Consult – 83-year-old lady for consideration of umbilical hernia repair
- Reducible umbilical hernia
- Recent onset intermittent abdominal pain – 1 hospital admission
- CT during last admission revealed AAA with suspicion of leak
- EVAR performed under LA and fentanyl sedation 07/21. Uneventful.
- General surgical team reviewed in hospital and recommended elective repair of hernia
- Severe COPD – Home Oxygen 16 hours per day.
- SpO2 94% on RA. FEV1=0.99, FVC=1.48. TLCP 37%
- Hospital admission 03/21 with infective exacerbation
- Steroid requirement post-EVAR
- DASI=3.9 METs
- NYHA class 3 dyspnoea. Walked approx. 200m on flat at clinic without stopping, profoundly dyspnoeic afterwards.

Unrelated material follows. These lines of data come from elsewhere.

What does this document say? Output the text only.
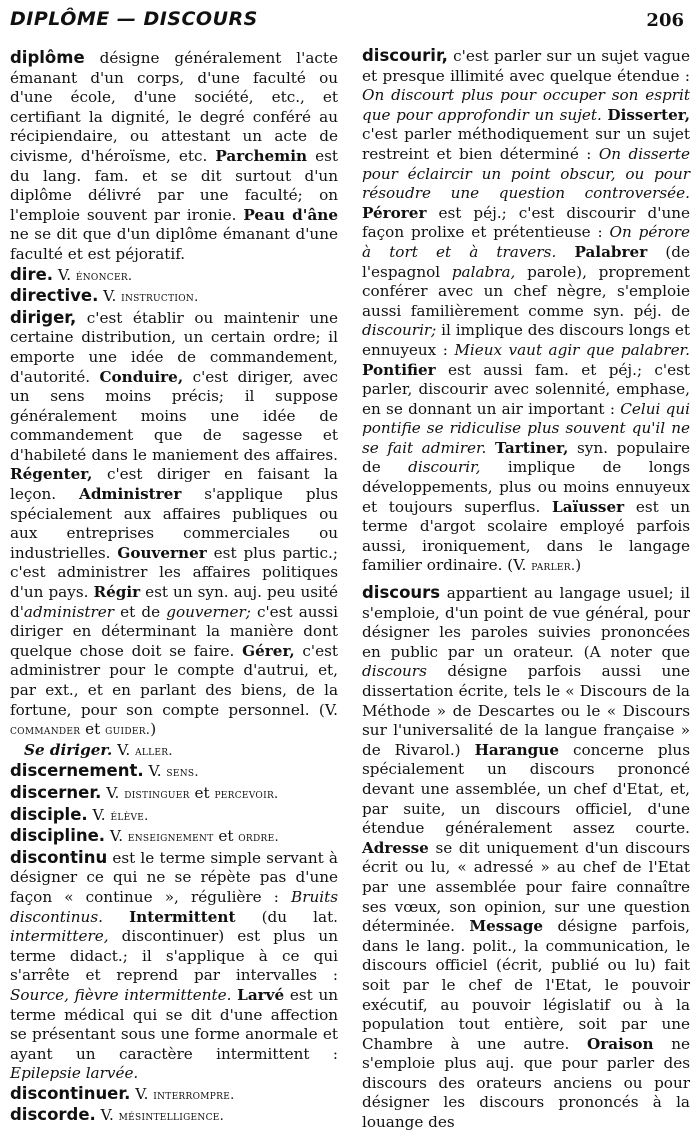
DIPLÔME — DISCOURS	206

diplôme désigne généralement l'acte émanant d'un corps, d'une faculté ou d'une école, d'une société, etc., et certifiant la dignité, le degré conféré au récipiendaire, ou attestant un acte de civisme, d'héroïsme, etc. Parchemin est du lang. fam. et se dit surtout d'un diplôme délivré par une faculté; on l'emploie souvent par ironie. Peau d'âne ne se dit que d'un diplôme émanant d'une faculté et est péjoratif.

dire. V. énoncer.

directive. V. instruction.

diriger, c'est établir ou maintenir une certaine distribution, un certain ordre; il emporte une idée de commandement, d'autorité. Conduire, c'est diriger, avec un sens moins précis; il suppose généralement moins une idée de commandement que de sagesse et d'habileté dans le maniement des affaires. Régenter, c'est diriger en faisant la leçon. Administrer s'applique plus spécialement aux affaires publiques ou aux entreprises commerciales ou industrielles. Gouverner est plus partic.; c'est administrer les affaires politiques d'un pays. Régir est un syn. auj. peu usité d'administrer et de gouverner; c'est aussi diriger en déterminant la manière dont quelque chose doit se faire. Gérer, c'est administrer pour le compte d'autrui, et, par ext., et en parlant des biens, de la fortune, pour son compte personnel. (V. commander et guider.)

Se diriger. V. aller.

discernement. V. sens.

discerner. V. distinguer et percevoir.

disciple. V. élève.

discipline. V. enseignement et ordre.

discontinu est le terme simple servant à désigner ce qui ne se répète pas d'une façon « continue », régulière : Bruits discontinus. Intermittent (du lat. intermittere, discontinuer) est plus un terme didact.; il s'applique à ce qui s'arrête et reprend par intervalles : Source, fièvre intermittente. Larvé est un terme médical qui se dit d'une affection se présentant sous une forme anormale et ayant un caractère intermittent : Epilepsie larvée.

discontinuer. V. interrompre.

discorde. V. mésintelligence.

discourir, c'est parler sur un sujet vague et presque illimité avec quelque étendue : On discourt plus pour occuper son esprit que pour approfondir un sujet. Disserter, c'est parler méthodiquement sur un sujet restreint et bien déterminé : On disserte pour éclaircir un point obscur, ou pour résoudre une question controversée. Pérorer est péj.; c'est discourir d'une façon prolixe et prétentieuse : On pérore à tort et à travers. Palabrer (de l'espagnol palabra, parole), proprement conférer avec un chef nègre, s'emploie aussi familièrement comme syn. péj. de discourir; il implique des discours longs et ennuyeux : Mieux vaut agir que palabrer. Pontifier est aussi fam. et péj.; c'est parler, discourir avec solennité, emphase, en se donnant un air important : Celui qui pontifie se ridiculise plus souvent qu'il ne se fait admirer. Tartiner, syn. populaire de discourir, implique de longs développements, plus ou moins ennuyeux et toujours superflus. Laïusser est un terme d'argot scolaire employé parfois aussi, ironiquement, dans le langage familier ordinaire. (V. parler.)

discours appartient au langage usuel; il s'emploie, d'un point de vue général, pour désigner les paroles suivies prononcées en public par un orateur. (A noter que discours désigne parfois aussi une dissertation écrite, tels le « Discours de la Méthode » de Descartes ou le « Discours sur l'universalité de la langue française » de Rivarol.) Harangue concerne plus spécialement un discours prononcé devant une assemblée, un chef d'Etat, et, par suite, un discours officiel, d'une étendue généralement assez courte. Adresse se dit uniquement d'un discours écrit ou lu, « adressé » au chef de l'Etat par une assemblée pour faire connaître ses vœux, son opinion, sur une question déterminée. Message désigne parfois, dans le lang. polit., la communication, le discours officiel (écrit, publié ou lu) fait soit par le chef de l'Etat, le pouvoir exécutif, au pouvoir législatif ou à la population tout entière, soit par une Chambre à une autre. Oraison ne s'emploie plus auj. que pour parler des discours des orateurs anciens ou pour désigner les discours prononcés à la louange des
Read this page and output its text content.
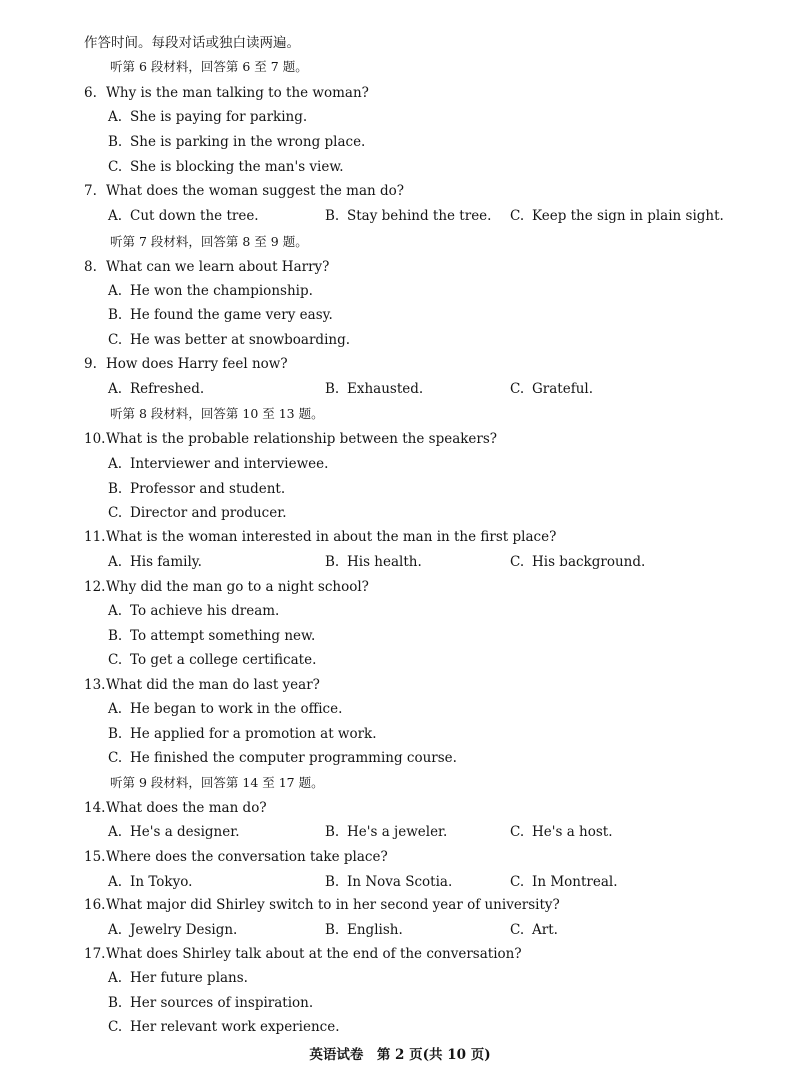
作答时间。每段对话或独白读两遍。
听第 6 段材料，回答第 6 至 7 题。
6. Why is the man talking to the woman?
A. She is paying for parking.
B. She is parking in the wrong place.
C. She is blocking the man's view.
7. What does the woman suggest the man do?
A. Cut down the tree.	B. Stay behind the tree. C. Keep the sign in plain sight.
听第 7 段材料，回答第 8 至 9 题。
8. What can we learn about Harry?
A. He won the championship.
B. He found the game very easy.
C. He was better at snowboarding.
9. How does Harry feel now?
A. Refreshed.	B. Exhausted.	C. Grateful.
听第 8 段材料，回答第 10 至 13 题。
10.What is the probable relationship between the speakers?
A. Interviewer and interviewee.
B. Professor and student.
C. Director and producer.
11.What is the woman interested in about the man in the first place?
A. His family.	B. His health.	C. His background.
12.Why did the man go to a night school?
A. To achieve his dream.
B. To attempt something new.
C. To get a college certificate.
13.What did the man do last year?
A. He began to work in the office.
B. He applied for a promotion at work.
C. He finished the computer programming course.
听第 9 段材料，回答第 14 至 17 题。
14.What does the man do?
A. He's a designer.	B. He's a jeweler.	C. He's a host.
15.Where does the conversation take place?
A. In Tokyo.	B. In Nova Scotia.	C. In Montreal.
16.What major did Shirley switch to in her second year of university?
A. Jewelry Design.	B. English.	C. Art.
17.What does Shirley talk about at the end of the conversation?
A. Her future plans.
B. Her sources of inspiration.
C. Her relevant work experience.
英语试卷　第 2 页(共 10 页)
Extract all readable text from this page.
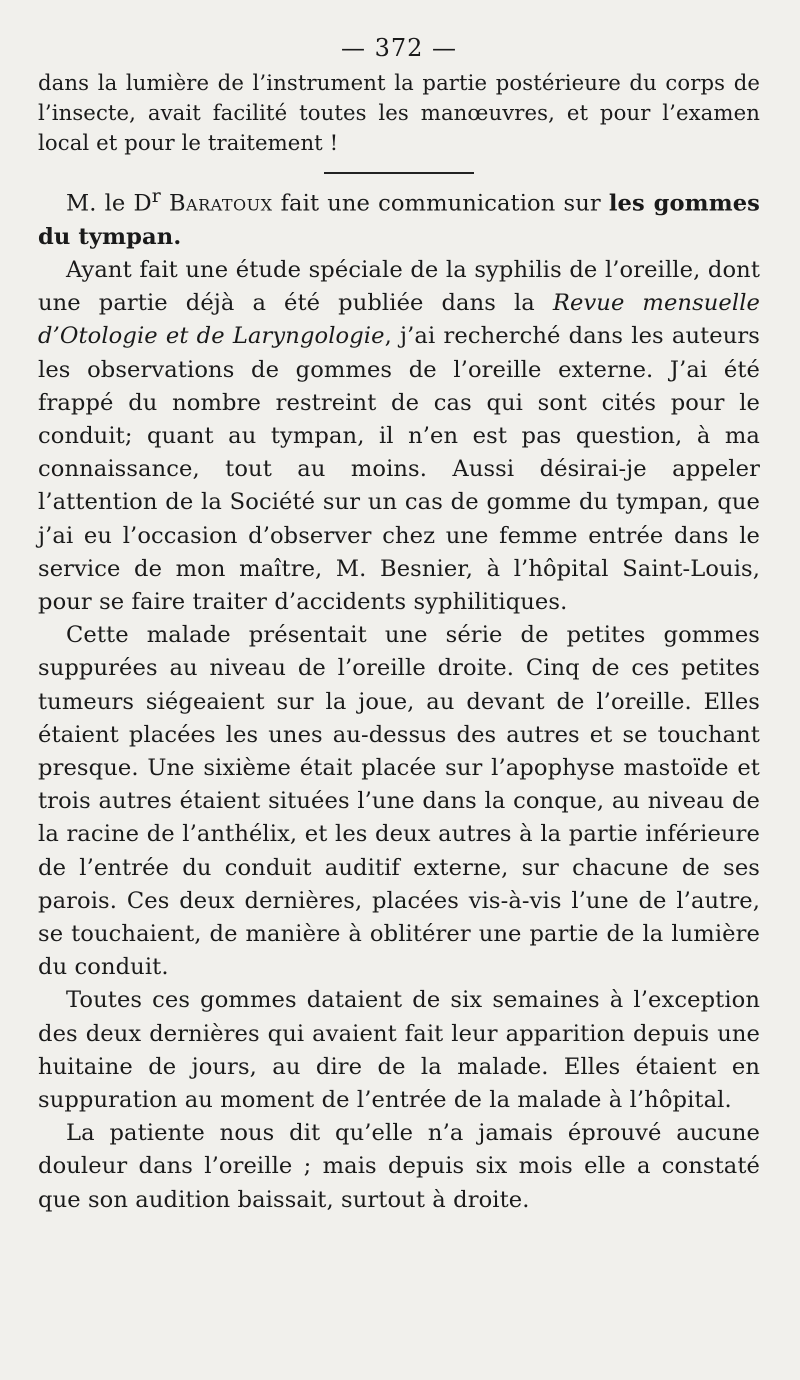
— 372 —

dans la lumière de l’instrument la partie postérieure du corps de l’insecte, avait facilité toutes les manœuvres, et pour l’examen local et pour le traitement !

M. le $D^r$ Baratoux fait une communication sur les gommes du tympan.

Ayant fait une étude spéciale de la syphilis de l’oreille, dont une partie déjà a été publiée dans la Revue mensuelle d’Otologie et de Laryngologie, j’ai recherché dans les auteurs les observations de gommes de l’oreille externe. J’ai été frappé du nombre restreint de cas qui sont cités pour le conduit; quant au tympan, il n’en est pas question, à ma connaissance, tout au moins. Aussi désirai-je appeler l’attention de la Société sur un cas de gomme du tympan, que j’ai eu l’occasion d’observer chez une femme entrée dans le service de mon maître, M. Besnier, à l’hôpital Saint-Louis, pour se faire traiter d’accidents syphilitiques.

Cette malade présentait une série de petites gommes suppurées au niveau de l’oreille droite. Cinq de ces petites tumeurs siégeaient sur la joue, au devant de l’oreille. Elles étaient placées les unes au-dessus des autres et se touchant presque. Une sixième était placée sur l’apophyse mastoïde et trois autres étaient situées l’une dans la conque, au niveau de la racine de l’anthélix, et les deux autres à la partie inférieure de l’entrée du conduit auditif externe, sur chacune de ses parois. Ces deux dernières, placées vis-à-vis l’une de l’autre, se touchaient, de manière à oblitérer une partie de la lumière du conduit.

Toutes ces gommes dataient de six semaines à l’exception des deux dernières qui avaient fait leur apparition depuis une huitaine de jours, au dire de la malade. Elles étaient en suppuration au moment de l’entrée de la malade à l’hôpital.

La patiente nous dit qu’elle n’a jamais éprouvé aucune douleur dans l’oreille ; mais depuis six mois elle a constaté que son audition baissait, surtout à droite.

- Chronic renal impairment – stage 2, deteriorated post-EVAR
Should Surgery Proceed?
- Consensus was yes, recent longer procedure was tolerated well
- Preferable risk profile with elective repair rather than an emergency procedure for a strangulated hernia
Conduct of Anaesthesia
- Patient and surgeon very keen for regional anaesthesia
- Patient very well-informed, understands risks and keen to proceed
- Spinal discussed as an option – most felt it wouldn’t provide suitable analgesia for peritoneal component of surgery
- Options would be spinal or epidural with surgical infiltration to peritoneum or bilateral rectus sheath blocks (recommended option by local regional experts)
- Notably, the patient would be suitable for a short GA if required
- Proceed with surgery
- Discuss meeting recommendations with procedural anaesthetist when allocated.